Pierre Frébault : le pays devient plus « bancable »


Back in the business… Après des mois d’immobilisme et de difficultés de financement, les affaires semblent reprendre pour le Pays, selon le ministre des finances Pierre Frébault qui réunissait la presse ce vendredi 3 Août. Le gouvernement envisage enfin la possibilité d’engager les dépenses d’investissement prévues au budget 2012...
Alors que le Pays est sur le point d’avoir apuré les emprunts toxiques contractés auprès de la banque Dexia : sur les 90 Mds Fcfp empruntés à taux variables, 15% d’encours sont encore restant.
Alors qu’en principe les guichets de l’AFD sont de nouveau ouverts, avec des assurances obtenues à Paris sur une capacité d’emprunter les 6.7 Mds Fcfp demandés pour 2012 et des autorisations allant jusqu’à 8.3 Mds Fcfp.
Alors que les sombres réalités qui privaient le Pays de précieuses liquidités semblent s'être dissipées, Pierre Frébault a annoncé pèle-mèle la reprise des réunions du comité de suivi du plan de redressement dès septembre, le remboursement des 2.6 Mds Fcfp d’arriérés dus au FIP (le Fonds intercommunal de péréquation) sur les trois derniers mois de l’année, des mesures d’incitation au départs volontaires d’agents de l’administration du Pays dès 2013. Sur ce dernier point, le souhait est d’inciter au départ près de 500 personnels de l’administration, pour une économie annuelle estimée à 2 Mds Fcfp en frais de fonctionnement.

Et dans ce contexte, alors que l’agence de notation financière Standard & Poor's maintient au Pays son évaluation BB+ en le créditant de perspectives stables, le gouvernement Temaru se permet même de caresser l'espoir de recourir à des emprunts obligataires, plus avantageux que ceux proposés par la Banque HSBC, qui a offert de prêter entre 20 et 50 Mds Fcfp l'an à un taux confiscatoire de 6.5%. Interview...

Tahiti infos : L’agence de notation Standard & Poor's a maintenu la note BB+ pour la Polynésie française, avec perspective stable, mais a assorti son évaluation de réserves, et notamment celle d’un assainissement de la situation budgétaire du Pays dès 2013. Comment comptez-vous procéder pour remplir cet objectif ?

Pierre Frébault : Je crois qu’il faut effectivement rappeler que la notation accordée par Standard & Poor's au titre de l’exercice écoulé vient de nous arriver et constate une amélioration de la gestion des finances publiques.

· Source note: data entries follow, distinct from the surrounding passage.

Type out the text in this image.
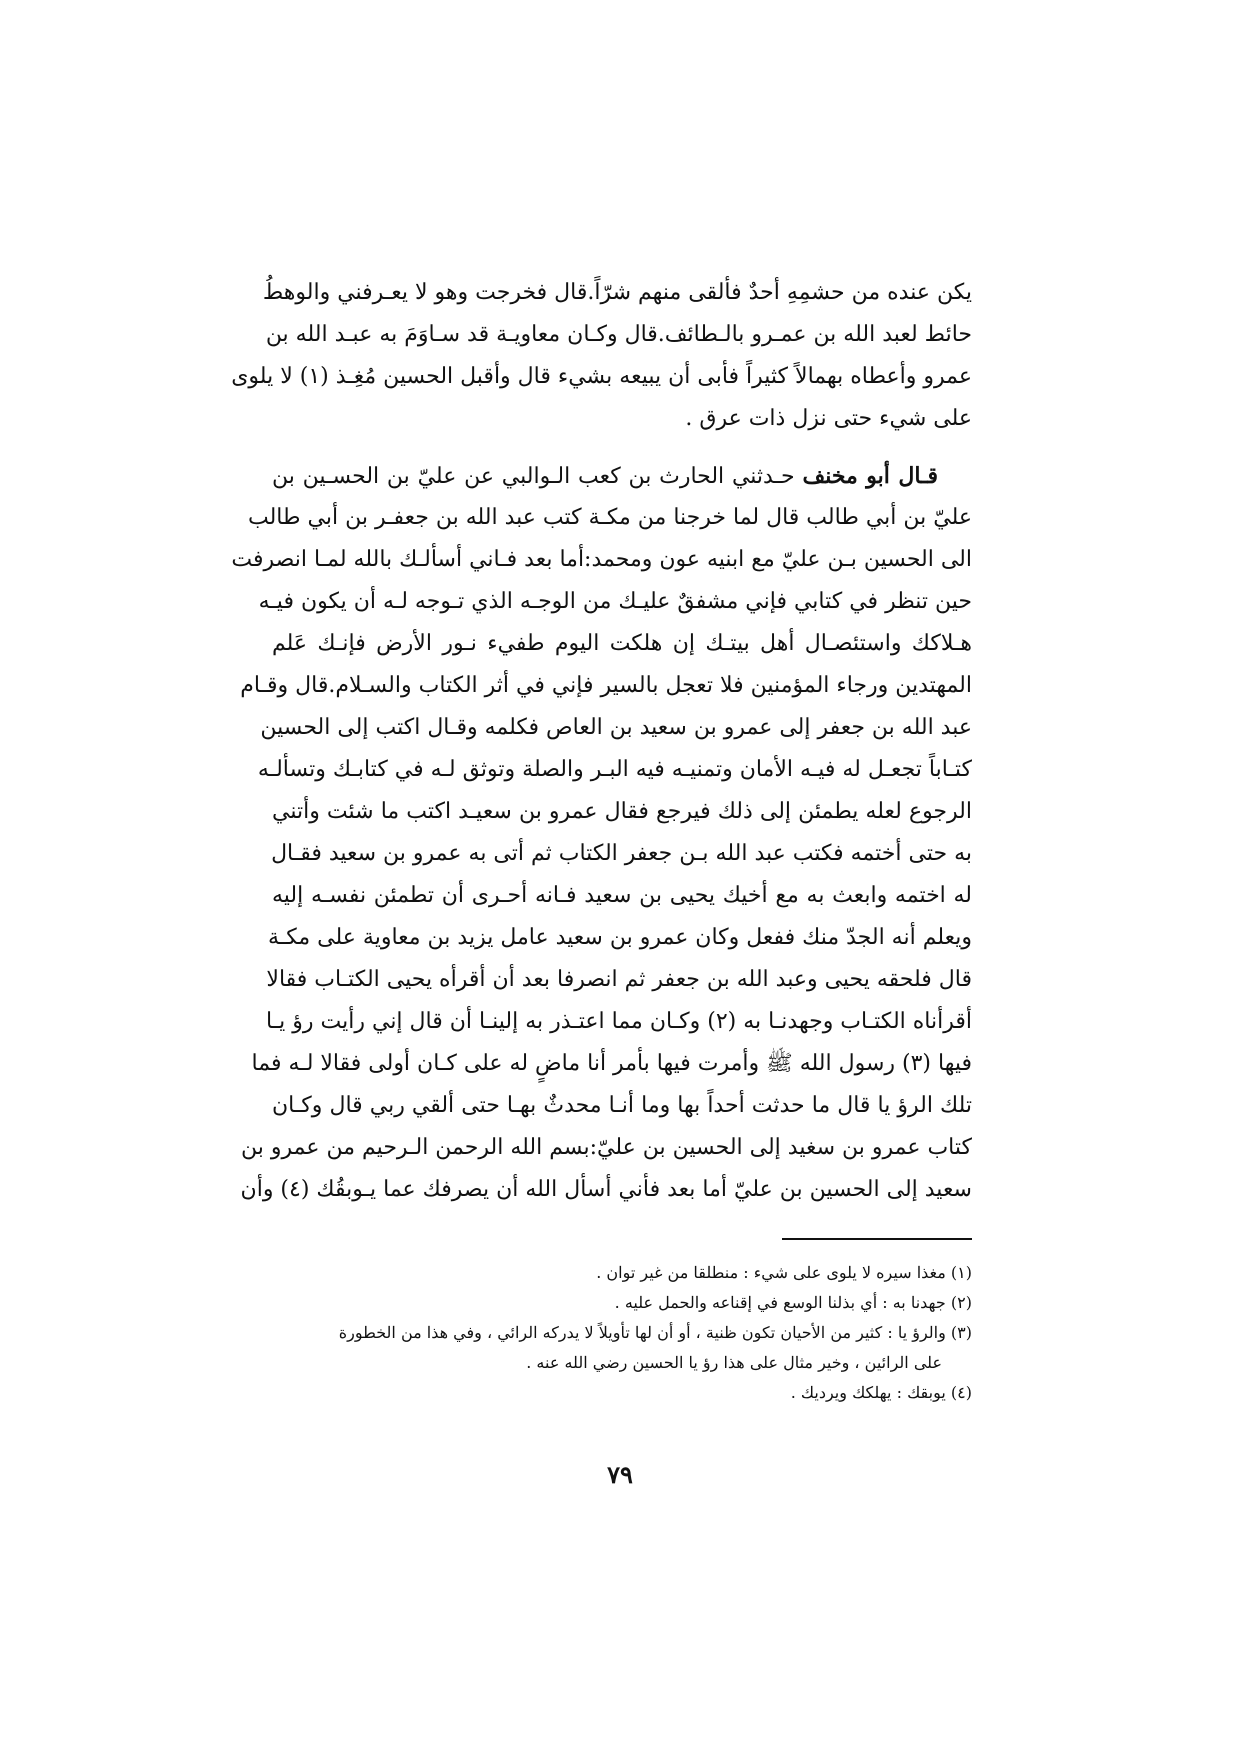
يكن عنده من حشمِهِ أحدٌ فألقى منهم شرّاً.قال فخرجت وهو لا يعـرفني والوهطُ
حائط لعبد الله بن عمـرو بالـطائف.قال وكـان معاويـة قد سـاوَمَ به عبـد الله بن
عمرو وأعطاه بهمالاً كثيراً فأبى أن يبيعه بشيء قال وأقبل الحسين مُغِـذ (١) لا يلوى
على شيء حتى نزل ذات عرق .
قـال أبو مخنف حـدثني الحارث بن كعب الـوالبي عن عليّ بن الحسـين بن
عليّ بن أبي طالب قال لما خرجنا من مكـة كتب عبد الله بن جعفـر بن أبي طالب
الى الحسين بـن عليّ مع ابنيه عون ومحمد:أما بعد فـاني أسألـك بالله لمـا انصرفت
حين تنظر في كتابي فإني مشفقٌ عليـك من الوجـه الذي تـوجه لـه أن يكون فيـه
هـلاكك واستئصـال أهل بيتـك إن هلكت اليوم طفيء نـور الأرض فإنـك عَلم
المهتدين ورجاء المؤمنين فلا تعجل بالسير فإني في أثر الكتاب والسـلام.قال وقـام
عبد الله بن جعفر إلى عمرو بن سعيد بن العاص فكلمه وقـال اكتب إلى الحسين
كتـاباً تجعـل له فيـه الأمان وتمنيـه فيه البـر والصلة وتوثق لـه في كتابـك وتسألـه
الرجوع لعله يطمئن إلى ذلك فيرجع فقال عمرو بن سعيـد اكتب ما شئت وأتني
به حتى أختمه فكتب عبد الله بـن جعفر الكتاب ثم أتى به عمرو بن سعيد فقـال
له اختمه وابعث به مع أخيك يحيى بن سعيد فـانه أحـرى أن تطمئن نفسـه إليه
ويعلم أنه الجدّ منك ففعل وكان عمرو بن سعيد عامل يزيد بن معاوية على مكـة
قال فلحقه يحيى وعبد الله بن جعفر ثم انصرفا بعد أن أقرأه يحيى الكتـاب فقالا
أقرأناه الكتـاب وجهدنـا به (٢) وكـان مما اعتـذر به إلينـا أن قال إني رأيت رؤ يـا
فيها (٣) رسول الله ﷺ وأمرت فيها بأمر أنا ماضٍ له على كـان أولى فقالا لـه فما
تلك الرؤ يا قال ما حدثت أحداً بها وما أنـا محدثٌ بهـا حتى ألقي ربي قال وكـان
كتاب عمرو بن سغيد إلى الحسين بن عليّ:بسم الله الرحمن الـرحيم من عمرو بن
سعيد إلى الحسين بن عليّ أما بعد فأني أسأل الله أن يصرفك عما يـوبقُك (٤) وأن
(١) مغذا سيره لا يلوى على شيء : منطلقا من غير توان .
(٢) جهدنا به : أي بذلنا الوسع في إقناعه والحمل عليه .
(٣) والرؤ يا : كثير من الأحيان تكون ظنية ، أو أن لها تأويلاً لا يدركه الرائي ، وفي هذا من الخطورة
على الرائين ، وخير مثال على هذا رؤ يا الحسين رضي الله عنه .
(٤) يوبقك : يهلكك ويرديك .
٧٩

Je rappelle qu’il y a un peu plus d’un an, nous avions reçu la notation la plus dégradée de l’histoire de la Polynésie : BB+ avec perspectives négatives. Aujourd’hui, cette note nous permet d’acter les mesures de redressement opérées sur l’année en cours. Standard & Poor's nous projette en fonction de deux scenarii, dont le plus soutenu envisage une situation d’assainissement des finances à l’horizon 2014. Cela ne peut pas se faire en une année. Pour autant, l’agence de notation rappelle nos lacunes, que ce soit au niveau d’une meilleure connaissance des recettes de trésorerie, mais également sur l’effort que nous devons faire au niveau des dépenses.
En réalité, Standard & Poors nous amène sur la continuité du plan de redressement que nous avons adopté.
Je crois que le point essentiel mis en avant par cette notation c’est que, dans la mesure où nous avons retrouvé la confiance de l’Etat et que les relations se sont détendues, il est plus aisé de se projeter sur l’avenir du plan de redressement de la Polynésie. (…) Cette notation me permet de dire aujourd’hui que le Pays est plus Bancable aux yeux des institutions financières. On voit cela lorsque l’on a recours à des emprunts obligataires, pour lesquels il y a obligation d’avoir une évaluation d’une agence de notation financière.
Dans ces conditions, on devrait avoir des taux meilleurs que ceux que l’on a connus sur l’exercice précédent.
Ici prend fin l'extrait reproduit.